Optimization of Deep Neural Networks for Efficient Resource Utilization

Abstract

Deep neural networks (DNNs) are widely used in computer vision tasks such as image classification and semantic segmentation, but their high computational and memory demands limit deployment on resource-constrained edge devices. This thesis explores quantization as a model compression technique to improve inference efficiency while minimizing accuracy loss. Post-Training Quantization (PTQ) and Quantization-Aware Training (QAT) were applied to MobileNetV2 and ResNet50 for classification on the Mini-ImageNet dataset, and to FCN-ResNet18 for segmentation on the Cityscapes dataset.
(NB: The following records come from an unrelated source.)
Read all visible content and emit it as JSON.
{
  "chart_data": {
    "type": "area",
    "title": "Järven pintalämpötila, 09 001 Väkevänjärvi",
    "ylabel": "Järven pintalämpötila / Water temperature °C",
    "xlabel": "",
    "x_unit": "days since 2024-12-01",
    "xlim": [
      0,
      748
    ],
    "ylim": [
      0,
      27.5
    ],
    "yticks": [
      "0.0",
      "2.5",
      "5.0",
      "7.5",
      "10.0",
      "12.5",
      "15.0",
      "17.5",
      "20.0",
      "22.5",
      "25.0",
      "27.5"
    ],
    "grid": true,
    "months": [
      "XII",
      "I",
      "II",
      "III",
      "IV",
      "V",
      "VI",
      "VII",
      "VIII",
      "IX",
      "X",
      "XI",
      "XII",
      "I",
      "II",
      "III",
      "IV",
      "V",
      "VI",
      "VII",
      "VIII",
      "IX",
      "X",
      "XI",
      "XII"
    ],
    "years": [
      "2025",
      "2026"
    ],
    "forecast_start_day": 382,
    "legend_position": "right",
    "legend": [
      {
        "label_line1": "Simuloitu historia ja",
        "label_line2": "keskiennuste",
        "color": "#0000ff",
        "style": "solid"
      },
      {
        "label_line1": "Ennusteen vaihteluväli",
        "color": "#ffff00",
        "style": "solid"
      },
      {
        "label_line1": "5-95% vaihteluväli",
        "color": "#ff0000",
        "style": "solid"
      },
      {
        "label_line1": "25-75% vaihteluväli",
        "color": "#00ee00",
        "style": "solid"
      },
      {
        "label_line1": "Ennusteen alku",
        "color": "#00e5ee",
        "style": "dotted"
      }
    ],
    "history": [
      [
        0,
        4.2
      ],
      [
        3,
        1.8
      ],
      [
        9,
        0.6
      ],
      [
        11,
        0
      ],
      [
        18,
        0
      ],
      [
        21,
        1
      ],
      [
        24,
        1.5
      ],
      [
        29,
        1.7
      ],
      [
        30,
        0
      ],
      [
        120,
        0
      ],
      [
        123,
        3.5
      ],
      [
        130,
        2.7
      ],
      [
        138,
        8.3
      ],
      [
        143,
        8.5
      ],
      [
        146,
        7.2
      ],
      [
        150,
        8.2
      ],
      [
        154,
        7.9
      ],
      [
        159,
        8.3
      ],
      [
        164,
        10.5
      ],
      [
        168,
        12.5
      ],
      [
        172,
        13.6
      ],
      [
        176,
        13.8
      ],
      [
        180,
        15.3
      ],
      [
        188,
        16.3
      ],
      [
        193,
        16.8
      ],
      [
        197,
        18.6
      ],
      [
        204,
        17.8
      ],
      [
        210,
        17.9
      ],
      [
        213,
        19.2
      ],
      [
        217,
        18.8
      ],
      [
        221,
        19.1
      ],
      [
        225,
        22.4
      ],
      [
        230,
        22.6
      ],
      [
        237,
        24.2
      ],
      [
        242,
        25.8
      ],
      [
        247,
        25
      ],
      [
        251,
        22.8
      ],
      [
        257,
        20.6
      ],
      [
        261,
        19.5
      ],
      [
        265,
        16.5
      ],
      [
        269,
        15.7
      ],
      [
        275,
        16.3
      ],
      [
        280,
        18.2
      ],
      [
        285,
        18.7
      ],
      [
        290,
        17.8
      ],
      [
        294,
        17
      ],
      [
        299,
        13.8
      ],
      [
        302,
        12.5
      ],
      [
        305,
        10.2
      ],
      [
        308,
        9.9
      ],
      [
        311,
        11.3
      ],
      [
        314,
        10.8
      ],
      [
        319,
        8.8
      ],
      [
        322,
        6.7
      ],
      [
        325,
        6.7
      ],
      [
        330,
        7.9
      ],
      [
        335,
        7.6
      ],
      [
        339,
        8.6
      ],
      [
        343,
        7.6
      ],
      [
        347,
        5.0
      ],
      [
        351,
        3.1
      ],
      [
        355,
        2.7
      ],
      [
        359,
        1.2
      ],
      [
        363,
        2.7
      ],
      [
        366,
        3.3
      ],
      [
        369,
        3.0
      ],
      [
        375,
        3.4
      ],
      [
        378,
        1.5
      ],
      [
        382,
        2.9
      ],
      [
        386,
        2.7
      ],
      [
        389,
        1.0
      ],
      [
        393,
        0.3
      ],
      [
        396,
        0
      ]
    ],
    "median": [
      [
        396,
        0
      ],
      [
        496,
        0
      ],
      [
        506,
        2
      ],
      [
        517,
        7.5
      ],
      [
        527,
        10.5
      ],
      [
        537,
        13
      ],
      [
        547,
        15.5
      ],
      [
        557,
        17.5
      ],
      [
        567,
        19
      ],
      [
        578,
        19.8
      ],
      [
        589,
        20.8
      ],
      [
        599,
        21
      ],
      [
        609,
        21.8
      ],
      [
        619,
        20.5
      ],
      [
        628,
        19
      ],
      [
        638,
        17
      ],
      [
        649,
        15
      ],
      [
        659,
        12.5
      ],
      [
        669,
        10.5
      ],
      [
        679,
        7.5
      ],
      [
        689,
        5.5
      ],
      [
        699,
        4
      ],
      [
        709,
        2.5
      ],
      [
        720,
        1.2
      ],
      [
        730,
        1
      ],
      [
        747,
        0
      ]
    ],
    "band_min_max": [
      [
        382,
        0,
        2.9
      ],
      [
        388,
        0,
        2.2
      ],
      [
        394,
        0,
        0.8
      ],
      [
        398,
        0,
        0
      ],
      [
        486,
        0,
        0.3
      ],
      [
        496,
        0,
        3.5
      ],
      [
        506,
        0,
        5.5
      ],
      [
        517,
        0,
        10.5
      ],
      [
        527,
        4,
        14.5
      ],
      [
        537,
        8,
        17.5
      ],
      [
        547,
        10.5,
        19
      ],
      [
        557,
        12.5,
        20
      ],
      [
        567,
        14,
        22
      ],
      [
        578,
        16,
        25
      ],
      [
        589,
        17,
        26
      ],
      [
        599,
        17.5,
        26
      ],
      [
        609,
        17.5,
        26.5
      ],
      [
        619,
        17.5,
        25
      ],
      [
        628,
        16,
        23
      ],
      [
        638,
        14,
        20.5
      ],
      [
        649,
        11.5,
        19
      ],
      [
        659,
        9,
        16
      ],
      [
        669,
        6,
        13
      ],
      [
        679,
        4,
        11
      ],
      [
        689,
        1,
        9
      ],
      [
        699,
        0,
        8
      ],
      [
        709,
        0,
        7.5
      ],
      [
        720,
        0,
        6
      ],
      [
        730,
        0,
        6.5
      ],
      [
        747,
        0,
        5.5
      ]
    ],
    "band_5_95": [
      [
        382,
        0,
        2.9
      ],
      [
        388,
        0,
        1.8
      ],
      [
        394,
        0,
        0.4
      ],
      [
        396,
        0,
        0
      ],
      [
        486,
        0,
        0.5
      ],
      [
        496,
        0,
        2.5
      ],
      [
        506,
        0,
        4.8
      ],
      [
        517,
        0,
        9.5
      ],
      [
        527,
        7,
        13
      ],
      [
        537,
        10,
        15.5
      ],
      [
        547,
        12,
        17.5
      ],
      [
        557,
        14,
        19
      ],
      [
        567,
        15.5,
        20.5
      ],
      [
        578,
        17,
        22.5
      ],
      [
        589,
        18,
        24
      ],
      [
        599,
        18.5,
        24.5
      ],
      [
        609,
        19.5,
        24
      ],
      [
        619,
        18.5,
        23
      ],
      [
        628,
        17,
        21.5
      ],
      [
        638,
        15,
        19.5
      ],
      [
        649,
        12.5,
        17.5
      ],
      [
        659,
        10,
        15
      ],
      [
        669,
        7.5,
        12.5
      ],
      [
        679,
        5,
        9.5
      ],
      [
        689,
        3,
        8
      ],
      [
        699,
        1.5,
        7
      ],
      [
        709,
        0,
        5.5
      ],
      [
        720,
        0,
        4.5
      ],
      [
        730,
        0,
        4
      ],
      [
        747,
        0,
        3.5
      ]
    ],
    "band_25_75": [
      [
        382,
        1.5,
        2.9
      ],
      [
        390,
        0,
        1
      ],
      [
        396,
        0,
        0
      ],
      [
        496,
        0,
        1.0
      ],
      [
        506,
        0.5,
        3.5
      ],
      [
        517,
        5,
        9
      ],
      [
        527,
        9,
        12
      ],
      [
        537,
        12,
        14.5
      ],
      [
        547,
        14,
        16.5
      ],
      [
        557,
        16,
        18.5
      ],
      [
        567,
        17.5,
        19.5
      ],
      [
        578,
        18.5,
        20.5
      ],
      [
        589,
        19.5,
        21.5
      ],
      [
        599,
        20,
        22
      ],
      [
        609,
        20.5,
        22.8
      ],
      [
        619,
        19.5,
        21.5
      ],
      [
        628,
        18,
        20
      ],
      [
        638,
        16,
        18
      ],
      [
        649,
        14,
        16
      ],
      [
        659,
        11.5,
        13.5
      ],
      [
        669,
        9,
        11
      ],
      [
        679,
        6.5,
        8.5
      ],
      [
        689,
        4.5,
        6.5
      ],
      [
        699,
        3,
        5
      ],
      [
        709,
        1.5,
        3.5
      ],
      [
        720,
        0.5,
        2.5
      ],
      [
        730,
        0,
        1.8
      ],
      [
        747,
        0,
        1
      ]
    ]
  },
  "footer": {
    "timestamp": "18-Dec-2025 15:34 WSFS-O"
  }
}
Additionally, mixed-precision QAT was investigated using first-order gradient-based sensitivity analysis to assign per-layer bit-widths. Maintaining activation precision at or above 6 bits during mixed-precision QAT enabled substantial compression—up to 7.8×—while keeping accuracy degradation under 1%. ResNet50 and MobileNetV2 attained compression ratios of 6.3× and 5.2×, respectively. FCN-ResNet18 preserved 57.3% mIoU with 7.8× compression and under 1% accuracy drop compared to the FP32 baseline. Conversely, reducing activation precision to 4 bits led to notable performance degradation, especially in lightweight models and segmentation tasks. Experiments were conducted on NVIDIA Tesla T4 GPU. The results demonstrate strong potential for deploying quantized DNNs on integer-based hardware such as mobile devices, embedded systems, and FPGAs.